Outro problema que o comissionamento dos ambientes pode ajudar a evitar a acontecer é o não religamento de um dos vários equipamentos que geralmente formam o todo do sistema de HVAC. “O comissionamento analisa se tudo está religando como deveria e na ordem certa”, diz Ito. Ele conta o caso de uma empresa que incluiu, muito posteriormente ao início de produção, um sistema de exaustão no banheiro/vestiário, por perceber a necessidade de incluir esse ambiente na cascata de pressão. “Esqueceram, no entanto, de adicioná-lo no supervisório; quando a energia era restaurada depois de uma interrupção de fornecimento, todos os equipamentos voltavam a funcionar, menos este exaustor, o que prejudicava a cascata desenhada”, relata.

Segundo Ito, o comissionamento deve ir além da simples verificação se o equipamento está operando ou não, promovendo um desafio da instalação, avaliando a sequência de partida e apontando soluções que garantam que a lógica será seguida e respeitada independentemente da situação – se uma parada programada ou inesperada.
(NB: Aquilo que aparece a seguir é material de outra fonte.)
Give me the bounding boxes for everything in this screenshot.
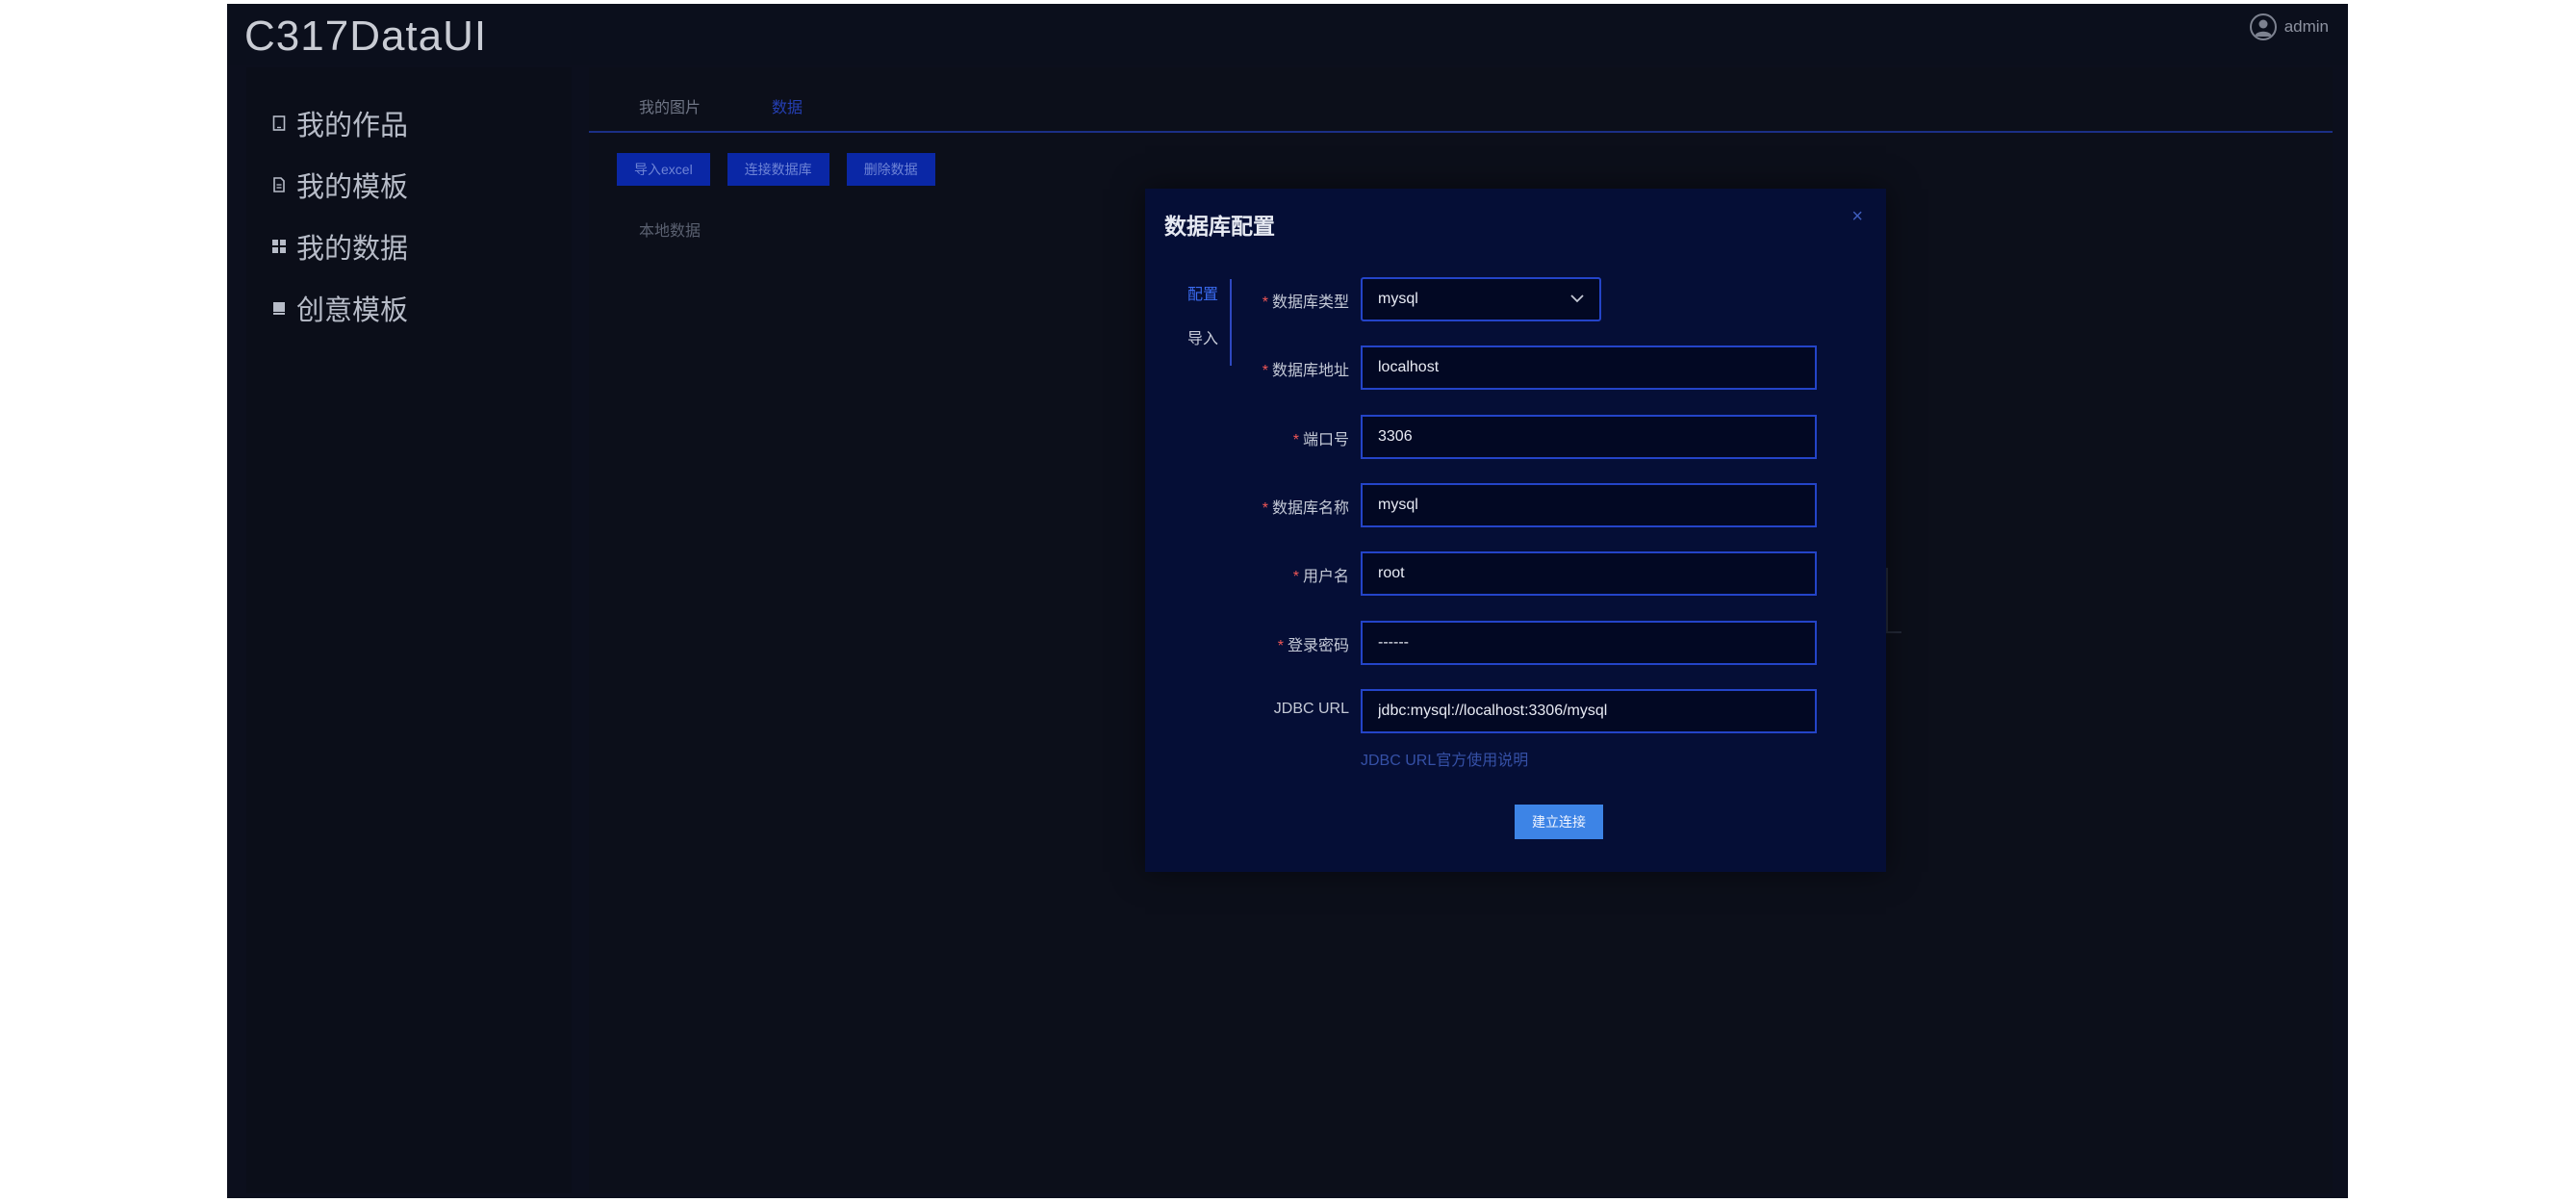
password-label: * 登录密码 [1277,638,1349,654]
db-type-select[interactable]: mysql [1361,277,1601,321]
sidebar-item-creative-templates[interactable]: 创意模板 [271,289,408,327]
user-menu[interactable]: admin [2249,13,2329,40]
db-type-label: * 数据库类型 [1262,294,1349,311]
db-name-input[interactable] [1361,483,1817,527]
required-mark: * [1262,500,1268,517]
jdbc-url-help-link[interactable]: JDBC URL官方使用说明 [1361,747,1528,770]
document-icon [271,177,287,192]
connect-database-button[interactable]: 连接数据库 [727,153,829,186]
close-icon[interactable]: × [1851,206,1863,228]
top-bar: C317DataUI admin [227,4,2348,65]
app-title: C317DataUI [244,13,488,60]
db-name-label: * 数据库名称 [1262,500,1349,517]
form-row-db-name: * 数据库名称 [1145,483,1886,527]
app-window: C317DataUI admin 我的作品 我的模板 我的数据 创意模板 我的图… [227,4,2348,1198]
delete-data-button[interactable]: 删除数据 [846,153,935,186]
form-row-db-type: * 数据库类型 mysql [1145,277,1886,321]
square-icon [271,300,287,316]
user-avatar-icon[interactable] [2249,13,2277,40]
tab-my-images[interactable]: 我的图片 [639,94,701,117]
username-input[interactable] [1361,551,1817,596]
db-type-value: mysql [1378,291,1418,307]
sidebar-item-label: 创意模板 [296,295,409,326]
chevron-down-icon [1570,291,1584,308]
db-address-input[interactable] [1361,345,1817,390]
port-input[interactable] [1361,415,1817,459]
password-input[interactable] [1361,621,1817,665]
form-row-username: * 用户名 [1145,551,1886,596]
tablet-icon [271,115,287,131]
required-mark: * [1277,638,1284,654]
user-name[interactable]: admin [2284,17,2329,37]
jdbc-url-label: JDBC URL [1273,701,1349,717]
form-row-port: * 端口号 [1145,415,1886,459]
toolbar: 导入excel 连接数据库 删除数据 [617,153,935,186]
sidebar-item-my-works[interactable]: 我的作品 [271,104,408,142]
import-excel-button[interactable]: 导入excel [617,153,710,186]
database-config-dialog: 数据库配置 × 配置 导入 *数据库类型 mysql *数据库地址 *端口号 *… [1145,189,1886,872]
local-data-label: 本地数据 [639,223,701,240]
required-mark: * [1262,294,1268,311]
jdbc-url-input[interactable] [1361,689,1817,733]
sidebar: 我的作品 我的模板 我的数据 创意模板 [246,67,572,1193]
background-placeholder [1886,568,1901,633]
username-label: * 用户名 [1292,569,1349,585]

Tudo para garantir a segurança dos processos, reduzir riscos de perdas e contribuir para a qualidade do medicamento produzido.

Norma para manutenção: uma necessidade

Apesar da Lei Federal 13.589, sancionada em 4 de janeiro deste ano ter tornada obrigatória a execução de um Plano de Manutenção, Operação e Controle (PMOC) em sistemas de ar-condicionado instalados em edificações de uso público e coletivo, especialistas do segmento de áreas limpas e ambientes controlados defendem que o mercado teria ainda muito a ganhar com o estabelecimento de normas que indicassem os padrões mínimos a serem seguidos no momento de se elaborar o PMOC para os respectivos sistemas de HVAC classificados ou controlados.

Hoje, o tema não é diretamente tratado nem em uma norma ISO nem por uma NBR, o que gera diferenças na forma como o mercado enxerga a questão e como se dá a prática. “No Brasil, temos dois cenários: empresas que seguem à risca as recomendações do que há de mais avançado em termos de manutenção e aquelas que não dão tanta importância. Esta última realidade é bem presente no caso de medicamentos sólidos, por exemplo, onde o risco e o custo de produção são menores e, por consequência, menores os prejuízos visíveis em caso de um problema causado por falta de manutenção. Se houvesse uma norma, seria mais fácil argumentar os porquês de se adotar uma forma padronizada”, diz Willian Ito, sócio diretor da LWN Engenharia e Consultoria.

Para Gerson Catapano, diretor de Engenharia da Masstin, a padronização da manutenção traria benefícios para o mercado. “Acredito em ganhos com a eficiência energética dos sistemas, algo que vai se perdendo com a deteriorização dos componentes”, comenta.

Além disso, Catapano também enxerga melhor resultado em produtividade e redução de custos de produção com a adoção de uma manutenção adequada. “Não experimentar paradas imprevistas do sistema de HVAC e demais equipamentos é algo amplamente favorável à produtividade; já os custos envolvidos em uma quebra podem ser muito altos quando se soma, ao conserto em si, o valor do lote perdido, das horas dos operadores não trabalhadas, dos processos de sanitização não programados etc.”, destaca.